A swingueira do piano de Luiz Otávio dá toque diferenciado à abordagem de Sem abuso (Leandro Lehart, 2003), música menor do grupo Art Popular que reforça a sensação de que o repertório poderia ter sido selecionado com maior rigor.
Para dar o que chama de “aval” a um repertório que nunca a seduziu, Mart’nália convidou dois ícones da música brasileira. Com o pai Martinho da Vila, a cantora revive O teu chamego (Beto Correa, Lúcio Curvello e Pagom, 1992) com tal dengo que parece que o pagode do Grupo Raça é samba do próprio Martinho. Foi grande sacada chamar Martinho para cantar esse tema. O reencontro entre pai e filha é um dos pontos altos do álbum Pagode da Mart’nália.

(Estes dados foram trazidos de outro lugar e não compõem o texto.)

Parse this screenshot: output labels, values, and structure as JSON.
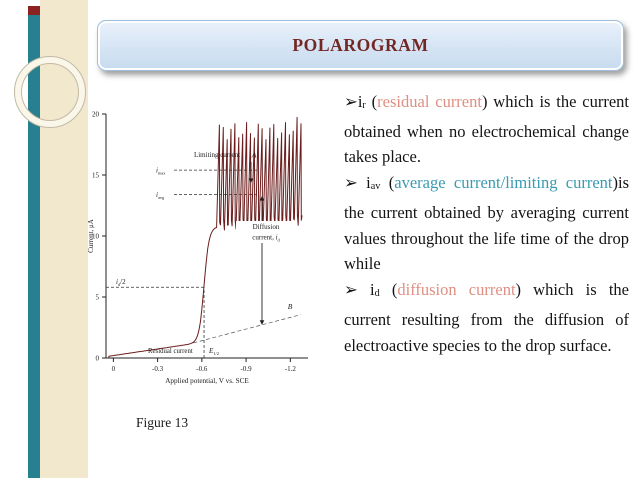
{
  "slide": {
    "title": "POLAROGRAM",
    "figure_caption": "Figure 13"
  },
  "colors": {
    "title_text": "#732723",
    "salmon": "#DE8F82",
    "teal": "#3A9AB2",
    "body_text": "#141414",
    "curve": "#6B1D1D",
    "sidebar_cream": "#F2E8CD",
    "sidebar_bar": "#27808F",
    "sidebar_cap": "#8C2222",
    "title_box_border": "#9DBEDC"
  },
  "bullets": [
    {
      "segments": [
        {
          "t": "➢"
        },
        {
          "t": "i"
        },
        {
          "t": "r",
          "sub": true
        },
        {
          "t": " ("
        },
        {
          "t": "residual current",
          "color": "salmon"
        },
        {
          "t": ") which is the current obtained when no electrochemical change takes place."
        }
      ]
    },
    {
      "segments": [
        {
          "t": "➢ "
        },
        {
          "t": "i"
        },
        {
          "t": "av",
          "sub": true
        },
        {
          "t": " ("
        },
        {
          "t": "average current/limiting current",
          "color": "teal"
        },
        {
          "t": ")is the current obtained by averaging current values throughout the life time of the drop while"
        }
      ]
    },
    {
      "segments": [
        {
          "t": "➢ "
        },
        {
          "t": "i"
        },
        {
          "t": "d",
          "sub": true
        },
        {
          "t": " ("
        },
        {
          "t": "diffusion current",
          "color": "salmon"
        },
        {
          "t": ") which is the current resulting from the diffusion of electroactive species to the drop surface."
        }
      ]
    }
  ],
  "chart_data": {
    "type": "line",
    "title": "",
    "xlabel": "Applied potential, V vs. SCE",
    "ylabel": "Current, μA",
    "xticks": [
      0,
      -0.3,
      -0.6,
      -0.9,
      -1.2
    ],
    "yticks": [
      0,
      5,
      10,
      15,
      20
    ],
    "xlim": [
      0.05,
      -1.32
    ],
    "ylim": [
      0,
      20
    ],
    "grid": false,
    "legend": false,
    "series": [
      {
        "name": "polarogram",
        "residual_current_uA_at_0V": 0.2,
        "residual_slope_uA_per_V": -1.8,
        "half_wave_potential_V": -0.615,
        "wave_height_uA": 9.3,
        "diffusion_current_uA": 11.4,
        "sigmoid_steepness": 60,
        "drop_oscillations": {
          "from_V": -0.7,
          "to_V": -1.28,
          "count": 22,
          "base_uA": 10.7,
          "peak_uA": 18.6
        }
      }
    ],
    "reference_levels": {
      "i_max_uA": 15.4,
      "i_avg_uA": 13.4,
      "id_half_uA": 5.8
    },
    "labels": {
      "limiting_current": [
        {
          "t": "Limiting current"
        }
      ],
      "point_A": [
        {
          "t": "A",
          "i": true
        }
      ],
      "i_max": [
        {
          "t": "i",
          "i": true
        },
        {
          "t": "max",
          "sub": true
        }
      ],
      "i_avg": [
        {
          "t": "i",
          "i": true
        },
        {
          "t": "avg",
          "sub": true
        }
      ],
      "diffusion_l1": [
        {
          "t": "Diffusion"
        }
      ],
      "diffusion_l2": [
        {
          "t": "current, "
        },
        {
          "t": "i",
          "i": true
        },
        {
          "t": "d",
          "sub": true
        }
      ],
      "id_half": [
        {
          "t": "i",
          "i": true
        },
        {
          "t": "d",
          "sub": true
        },
        {
          "t": "/2"
        }
      ],
      "point_B": [
        {
          "t": "B",
          "i": true
        }
      ],
      "residual": [
        {
          "t": "Residual current"
        }
      ],
      "e_half": [
        {
          "t": "E",
          "i": true
        },
        {
          "t": "1/2",
          "sub": true
        }
      ]
    }
  }
}
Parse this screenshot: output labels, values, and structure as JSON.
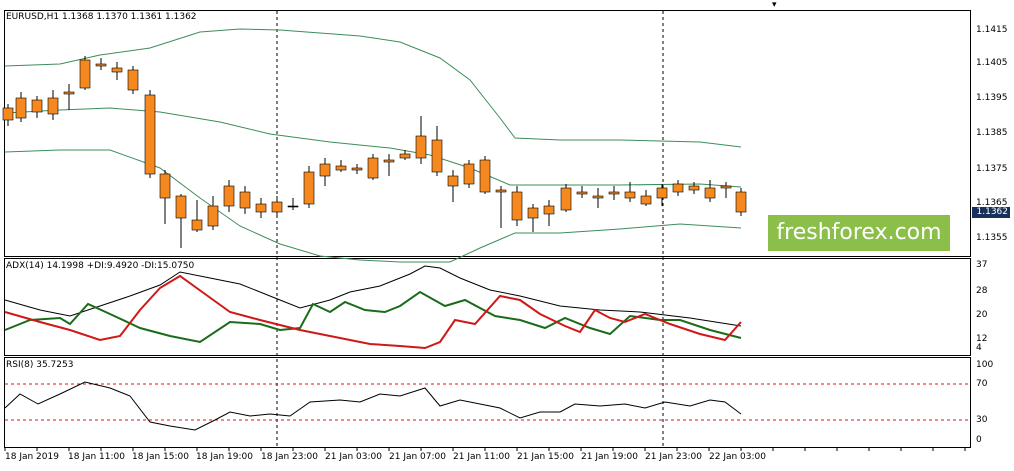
{
  "main": {
    "header": "EURUSD,H1  1.1368 1.1370 1.1361 1.1362",
    "price_axis": [
      "1.1415",
      "1.1405",
      "1.1395",
      "1.1385",
      "1.1375",
      "1.1365",
      "1.1355"
    ],
    "current_price": "1.1362",
    "watermark": "freshforex.com",
    "colors": {
      "bull": "#2db32d",
      "bear": "#f5891f",
      "band": "#3c8d5a"
    }
  },
  "adx": {
    "header": "ADX(14) 14.1998 +DI:9.4920 -DI:15.0750",
    "axis": [
      "37",
      "28",
      "20",
      "12",
      "4"
    ],
    "colors": {
      "adx": "#000000",
      "plus_di": "#1a6b1a",
      "minus_di": "#d01818"
    }
  },
  "rsi": {
    "header": "RSI(8) 35.7253",
    "axis": [
      "100",
      "70",
      "30",
      "0"
    ],
    "levels": [
      70,
      30
    ],
    "colors": {
      "line": "#000000",
      "level": "#d01818"
    }
  },
  "time_axis": [
    "18 Jan 2019",
    "18 Jan 11:00",
    "18 Jan 15:00",
    "18 Jan 19:00",
    "18 Jan 23:00",
    "21 Jan 03:00",
    "21 Jan 07:00",
    "21 Jan 11:00",
    "21 Jan 15:00",
    "21 Jan 19:00",
    "21 Jan 23:00",
    "22 Jan 03:00"
  ],
  "icons": {
    "menu": "chevron-down-icon"
  }
}
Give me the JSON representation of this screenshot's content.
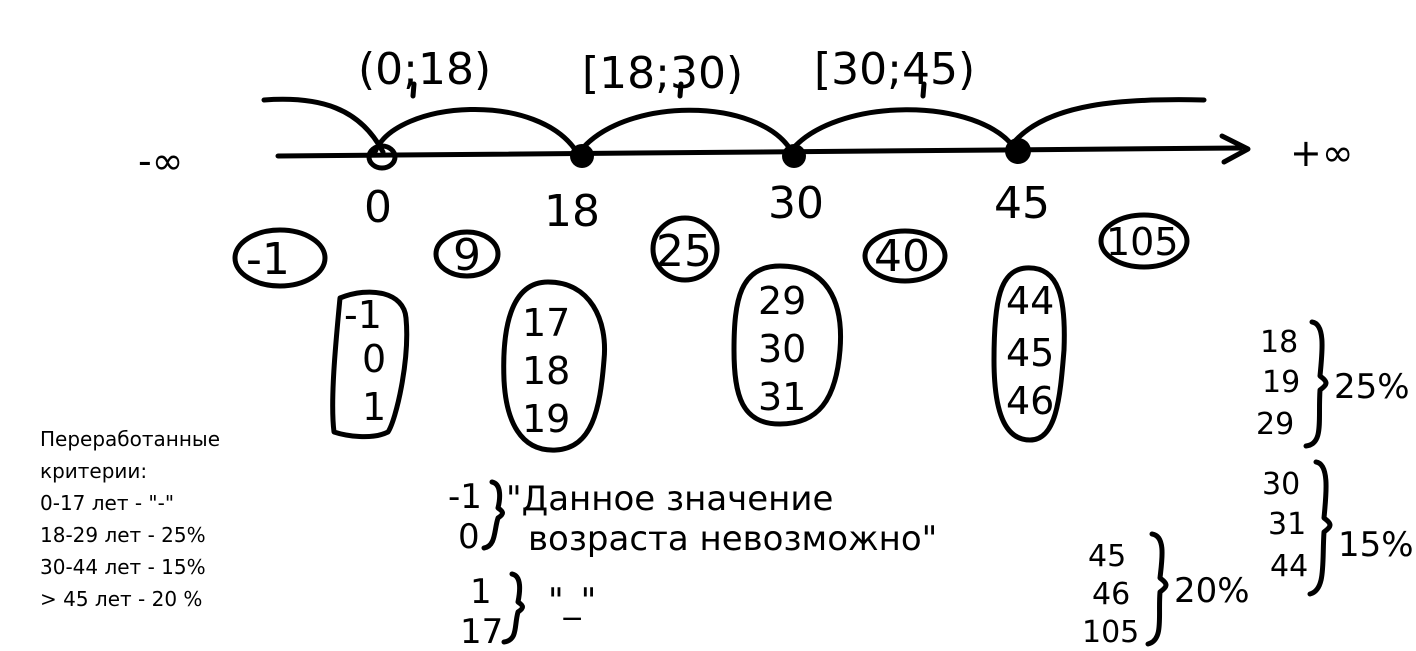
{
  "interval_labels": [
    "(0;18)",
    "[18;30)",
    "[30;45)"
  ],
  "infinity": {
    "minus": "-∞",
    "plus": "+∞"
  },
  "axis_points": [
    "0",
    "18",
    "30",
    "45"
  ],
  "representative_values": [
    "-1",
    "9",
    "25",
    "40",
    "105"
  ],
  "boundary_groups": [
    [
      "-1",
      "0",
      "1"
    ],
    [
      "17",
      "18",
      "19"
    ],
    [
      "29",
      "30",
      "31"
    ],
    [
      "44",
      "45",
      "46"
    ]
  ],
  "notes": {
    "invalid": {
      "values": [
        "-1",
        "0"
      ],
      "text_line1": "\"Данное значение",
      "text_line2": "возраста невозможно\""
    },
    "dash": {
      "values": [
        "1",
        "17"
      ],
      "text": "\"_\""
    },
    "group_20": {
      "values": [
        "45",
        "46",
        "105"
      ],
      "label": "20%"
    },
    "group_25": {
      "values": [
        "18",
        "19",
        "29"
      ],
      "label": "25%"
    },
    "group_15": {
      "values": [
        "30",
        "31",
        "44"
      ],
      "label": "15%"
    }
  },
  "criteria": {
    "title_line1": "Переработанные",
    "title_line2": "критерии:",
    "rules": [
      "0-17 лет - \"-\"",
      "18-29 лет - 25%",
      "30-44 лет - 15%",
      "> 45 лет - 20 %"
    ]
  }
}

Já a participação de Caetano Veloso em Domingo (Alexandre Pires, Fernando Pires, Vadinho e Renato Barros, 1993) resulta aquém do esperado de um grande intérprete como Caetano. A faixa é embalada por cordas arranjadas com aura clássica, mas faltou ao dueto o viço exibido pela abordagem de outro sucesso do Grupo Raça, Eu e ela (Délcio Luiz e Ronaldo Barcellos, 1994).
Nesse pagode, Mart’nália cai marota no suingue, dando sentido homoafetivo aos versos da música do qual o vocalista do álbum, Ronaldo Barcellos, é um dos compositores. Desencanada e assumida, Mart’nália também manda bem Recado à minha amada (Salgadinho, Juninho e Fi, 1996), sucesso do grupo Katinguelê.
No fecho do disco, um registro de voz e piano deixa Mart’nália a sós com Luiz Otávio em abordagem de Essa tal liberdade (Chico Roque e Paulo Sérgio Valle, 1994) que realça melodia sobressalente na safra rala do pagode 90.
Embora irregular e sem a ambição artística dos primeiros discos da artista (o último trabalho realmente arrojado da cantora, Não tente compreender, saiu em 2012 e foi rejeitado tanto pelo público como pelo mercado), o álbum Pagode da Mart’nália tem mais altos do que baixos.
O que torna injustificável a escolha de Coração radiante (Xande de Pilares, Helinho do Salgueiro e Mauro Júnior, 2002) para ter sido o cartão-de-visitas do álbum em single editado em 25 de outubro (a partir de hoje, o foco é a azeitada faixa com Luísa Sonza).
Enfim, entre o molejo cativante e o chororô dos pagodes românticos que não encara com a devida emoção, Mart’nália se impõe na roda alheia pela ginga do samba.